Preparation and characterization of high-efficiency plasma dye-sensitized cell photoanode based on Cu/CuO/TiO2 ternary composite material.

T his research investigates the application of an innovative Cu/CuO/TiO₂ hybrid nanostructure as a high-performance photoanode in plasmon-enhanced dye-sensitized solar cells (P-DSSCs). The ternary nanocomposite was successfully fabricated through an eco-friendly solvothermal synthesis method without employing toxic chemical precursors.

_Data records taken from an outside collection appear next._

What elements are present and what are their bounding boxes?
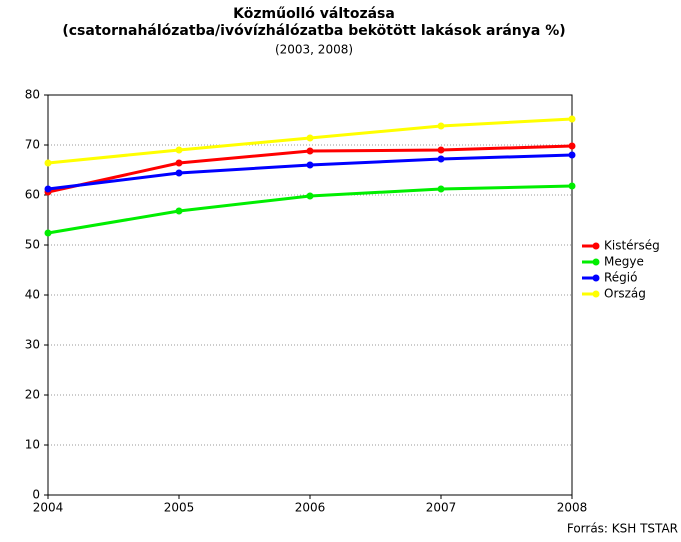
x-tick-label: 2005 (164, 501, 195, 515)
y-tick-label: 20 (25, 388, 40, 402)
x-tick-label: 2007 (426, 501, 457, 515)
x-tick-label: 2004 (33, 501, 64, 515)
y-tick-label: 60 (25, 188, 40, 202)
legend-label: Ország (604, 287, 646, 301)
x-tick-label: 2008 (557, 501, 588, 515)
source: Forrás: KSH TSTAR (567, 522, 678, 536)
point (437, 155, 445, 163)
point (568, 151, 576, 159)
plot-frame (47, 94, 573, 496)
y-tick-label: 30 (25, 338, 40, 352)
point (568, 182, 576, 190)
chart-subtitle: (2003, 2008) (275, 43, 353, 57)
legend-label: Megye (604, 255, 644, 269)
point (175, 159, 183, 167)
chart-title: Közműolló változása (233, 6, 395, 22)
point (175, 146, 183, 154)
point (306, 147, 314, 155)
y-tick-label: 40 (25, 288, 40, 302)
point (44, 185, 52, 193)
y-tick-label: 0 (32, 488, 40, 502)
point (306, 192, 314, 200)
y-tick-label: 50 (25, 238, 40, 252)
point (175, 169, 183, 177)
y-tick-label: 80 (25, 88, 40, 102)
point (306, 134, 314, 142)
chart-title: (csatornahálózatba/ivóvízhálózatba beköt… (62, 23, 565, 39)
point (568, 142, 576, 150)
point (437, 146, 445, 154)
point (175, 207, 183, 215)
point (44, 229, 52, 237)
x-tick-label: 2006 (295, 501, 326, 515)
line (47, 153, 573, 191)
legend-swatch (592, 274, 600, 282)
y-tick-label: 70 (25, 138, 40, 152)
legend-swatch (592, 258, 600, 266)
point (44, 159, 52, 167)
point (437, 185, 445, 193)
legend-label: Régió (604, 271, 637, 285)
y-tick-label: 10 (25, 438, 40, 452)
point (306, 161, 314, 169)
legend-swatch (592, 290, 600, 298)
legend-swatch (592, 242, 600, 250)
point (568, 115, 576, 123)
legend-label: Kistérség (604, 239, 660, 253)
point (437, 122, 445, 130)
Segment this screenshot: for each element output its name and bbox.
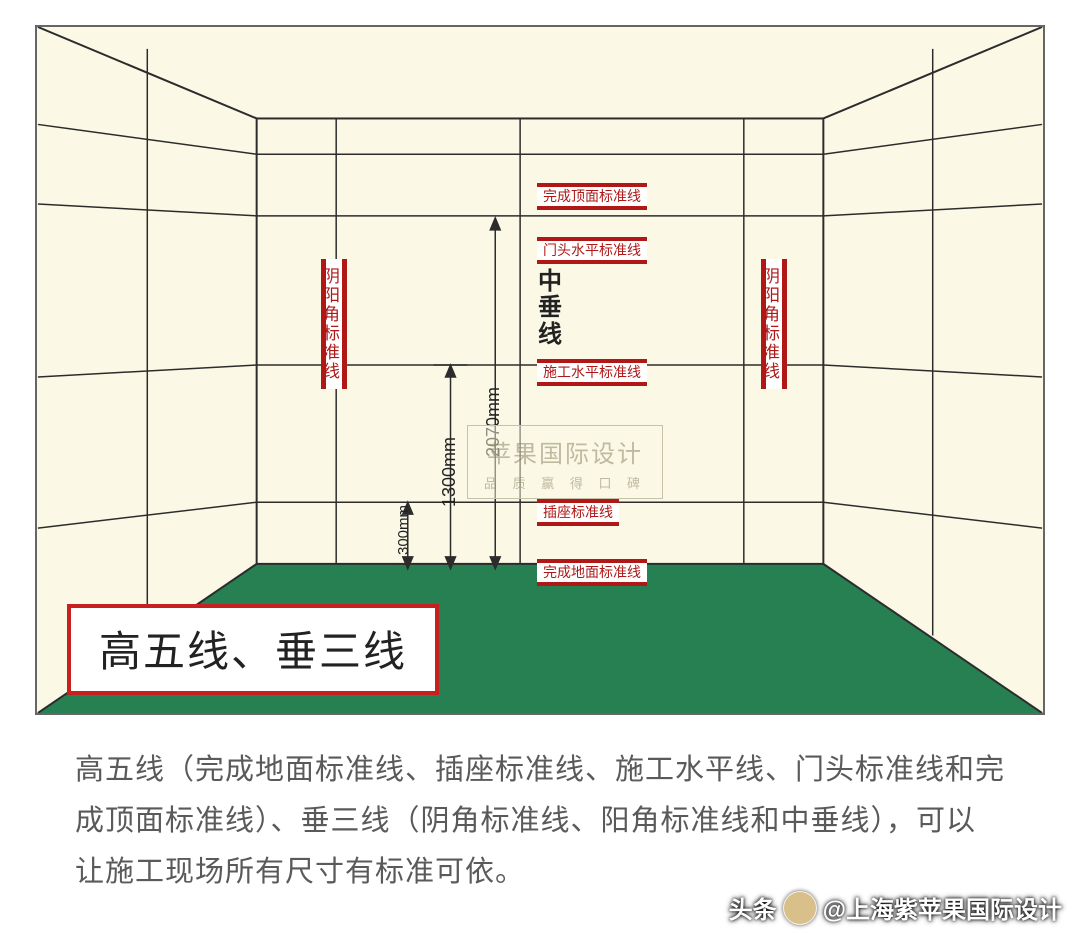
- diagram-title: 高五线、垂三线: [67, 604, 439, 695]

Structural characterization via electron microscopy (SEM/TEM) confirmed the formation of three-dimensional heterostructures with precisely controlled nanoscale architectures. Spectral analysis revealed that the integration of copper nanostructures with TiO₂ matrices induces localized surface plasmon resonance effects, significantly enhancing light absorption across visible wavelengths. Crystallographic analysis (XRD) combined with elemental mapping (EDX) unambiguously confirmed the structural coexistence of metallic Cu nanoparticles and copper oxide phases within the heterostructure system. Current-voltage characteristic analysis demonstrated superior performance of the Cu/CuO/TiO₂ ternary nanocomposite-assembled photoanode in P-DSSCs, achieving a 15% enhancement in photoconversion efficiency (PCE) and reaching 6.87% compared with conventional CuO/TiO₂ nanoparticle-based counterparts.